She gave his hands a nervous, earnest clasp and withdrew hers as she rose. So they stood facing each other, she in the panoply of good will, he with his heart on his sleeve. The swiftly changing pictures of the Eternal Painter in his evening orgy seemed to fill the air with the music of a symphony in its last measures, and her very breaths and smiles to be keeping time with its irresistible movement toward the finale.
"I must be starting back, Jack," she said.
"And, Mary, I must learn how to master the millions. Oh, I have not the courage of the little dwarf pine in the canyon! Mary, Mary, I calloused my hands for you! I want to master the millions for you! I would give you the freedom of Little Rivers and all the cities of the world!"
"No, Jack! This is my side of the pass. I shall be very happy here."
"Then I will stay in Little Rivers! I will leave the millions to the shadows! I will stay on ranch-making, fortune-making. Mary, I love you! I love you!"
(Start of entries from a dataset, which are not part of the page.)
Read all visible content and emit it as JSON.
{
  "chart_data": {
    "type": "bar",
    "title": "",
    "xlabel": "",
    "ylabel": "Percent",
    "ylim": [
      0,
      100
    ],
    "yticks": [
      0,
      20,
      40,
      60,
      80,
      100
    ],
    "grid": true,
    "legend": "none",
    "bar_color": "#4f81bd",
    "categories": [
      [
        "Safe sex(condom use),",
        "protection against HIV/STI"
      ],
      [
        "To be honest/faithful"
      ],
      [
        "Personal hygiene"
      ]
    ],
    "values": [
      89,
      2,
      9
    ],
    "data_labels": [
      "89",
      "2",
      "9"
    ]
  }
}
There was no staying the flame of his feeling. He seized her hands; he drew her to him. But her hands were cold; they were shivering.
"Jack! No, no! It is not in the blood!" she cried in the face of some mocking phantom, her calmness gone and her words rocking with the tumult of emotion.
"In the blood, Mary? What do you mean? What do you know that I don't know? Do you know those shadows that I cannot understand better than I?" he pleaded; and he was thinking of the Doge's look of pity and challenge and of the meeting long ago in Florence as the hazy filaments of a mystery.
"No, I should not have said that. What do I know? Little—nothing that will help! I know what is in me, as I know what is in you. I am afraid of myself—afraid of you!"
"Mary, I will fight all the shadows!" He drew her close to him resistlessly in his might.